LoqiRoam · 旅日記

音の余白をたどる宇和島

城と博物館で土地の記憶をたどり、庭園、郷土料理、商店街、公園へ。暮らしの音と静けさの境目を歩いた。

出目を出ると、最初は何か大きな音に出会える気がしていた。けれど列車で市街へ近づき、宇和島城へ向かう坂を上ると、聞こえたのは靴底と風ばかりだった。天守から町を見下ろし、伊達博物館で土地の時間を覗くうちに、音は景色の添え物ではなく、場所の厚みを測るものだと思えてきた。
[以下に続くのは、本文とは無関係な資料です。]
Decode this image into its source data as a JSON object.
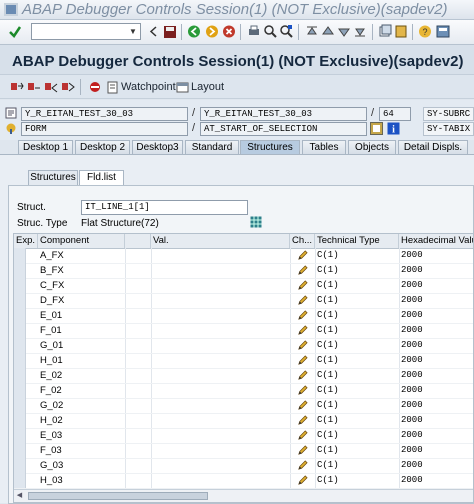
{
  "window": {
    "title": "ABAP Debugger Controls Session(1)  (NOT Exclusive)(sapdev2)"
  },
  "toolbar": {
    "command_value": ""
  },
  "header": {
    "title": "ABAP Debugger Controls Session(1)  (NOT Exclusive)(sapdev2)"
  },
  "app_toolbar": {
    "watchpoint_label": "Watchpoint",
    "layout_label": "Layout"
  },
  "fields": {
    "program": "Y_R_EITAN_TEST_30_03",
    "include": "Y_R_EITAN_TEST_30_03",
    "line": "64",
    "subrc_label": "SY-SUBRC",
    "event_type": "FORM",
    "event": "AT_START_OF_SELECTION",
    "tabix_label": "SY-TABIX"
  },
  "tabs": [
    "Desktop 1",
    "Desktop 2",
    "Desktop3",
    "Standard",
    "Structures",
    "Tables",
    "Objects",
    "Detail Displs."
  ],
  "active_tab": "Structures",
  "subtabs": [
    "Structures",
    "Fld.list"
  ],
  "active_subtab": "Fld.list",
  "struct": {
    "label": "Struct.",
    "value": "IT_LINE_1[1]",
    "type_label": "Struc. Type",
    "type_value": "Flat Structure(72)"
  },
  "table": {
    "headers": [
      "Exp.",
      "Component",
      "",
      "Val.",
      "Ch...",
      "Technical Type",
      "Hexadecimal Value"
    ],
    "rows": [
      {
        "component": "A_FX",
        "tech": "C(1)",
        "hex": "2000"
      },
      {
        "component": "B_FX",
        "tech": "C(1)",
        "hex": "2000"
      },
      {
        "component": "C_FX",
        "tech": "C(1)",
        "hex": "2000"
      },
      {
        "component": "D_FX",
        "tech": "C(1)",
        "hex": "2000"
      },
      {
        "component": "E_01",
        "tech": "C(1)",
        "hex": "2000"
      },
      {
        "component": "F_01",
        "tech": "C(1)",
        "hex": "2000"
      },
      {
        "component": "G_01",
        "tech": "C(1)",
        "hex": "2000"
      },
      {
        "component": "H_01",
        "tech": "C(1)",
        "hex": "2000"
      },
      {
        "component": "E_02",
        "tech": "C(1)",
        "hex": "2000"
      },
      {
        "component": "F_02",
        "tech": "C(1)",
        "hex": "2000"
      },
      {
        "component": "G_02",
        "tech": "C(1)",
        "hex": "2000"
      },
      {
        "component": "H_02",
        "tech": "C(1)",
        "hex": "2000"
      },
      {
        "component": "E_03",
        "tech": "C(1)",
        "hex": "2000"
      },
      {
        "component": "F_03",
        "tech": "C(1)",
        "hex": "2000"
      },
      {
        "component": "G_03",
        "tech": "C(1)",
        "hex": "2000"
      },
      {
        "component": "H_03",
        "tech": "C(1)",
        "hex": "2000"
      }
    ]
  },
  "colors": {
    "accent": "#15283e",
    "title_text": "#7e8fa3",
    "active_tab": "#b7cbe0",
    "error_red": "#c0392b",
    "info_blue": "#1b52c4"
  }
}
天赦園の池でその考えがほどけ、鯛めしの店では海が湯気と箸の音に姿を変えた。きさいやロードのアーケードでは人の声に混ざり、和霊公園の木陰でまた遠くなる。旅の終わりに残ったのは、静けさもまた町から受け取った音だという、小さな発見だった。

この旅の足跡

  1. 宇和島城は現存12天守の一つ。石垣の坂では靴底の音が先に上り、天守から町を見下ろすと、海の気配まで少し遠くに聞こえる気がした。
  2. 宇和島市立伊達博物館では、伊達家ゆかりの資料から町の時間が一枚の風景ではなく連続として見えてくる。展示室の静寂が、外の音を逆に鮮明にした。
  3. 天赦園は伊達宗紀が江戸時代末期に完成させた、池を中心とする約4000坪の庭園。水面の広がりと竹の気配に、城の硬さが静かにほどけていった。
  4. 宇和島鯛めしは、新鮮な鯛の刺身をたれや卵と薬味でご飯にのせる郷土料理。口に運ぶたび、宇和海が湯気と箸の音に姿を変えるのが面白かった。
  5. きさいやロードは宇和島のアーケード商店街。店先の声や自転車の通過音が天井に反射し、名所の余韻より、今ここで暮らす人のリズムが町を語っている気がした。
  6. 和霊公園は和霊神社に隣接する緑の多い場所。木陰に入ると商店街の反響が急に遠のき、大きな鳥居の記憶と落ち葉の音が同居していた。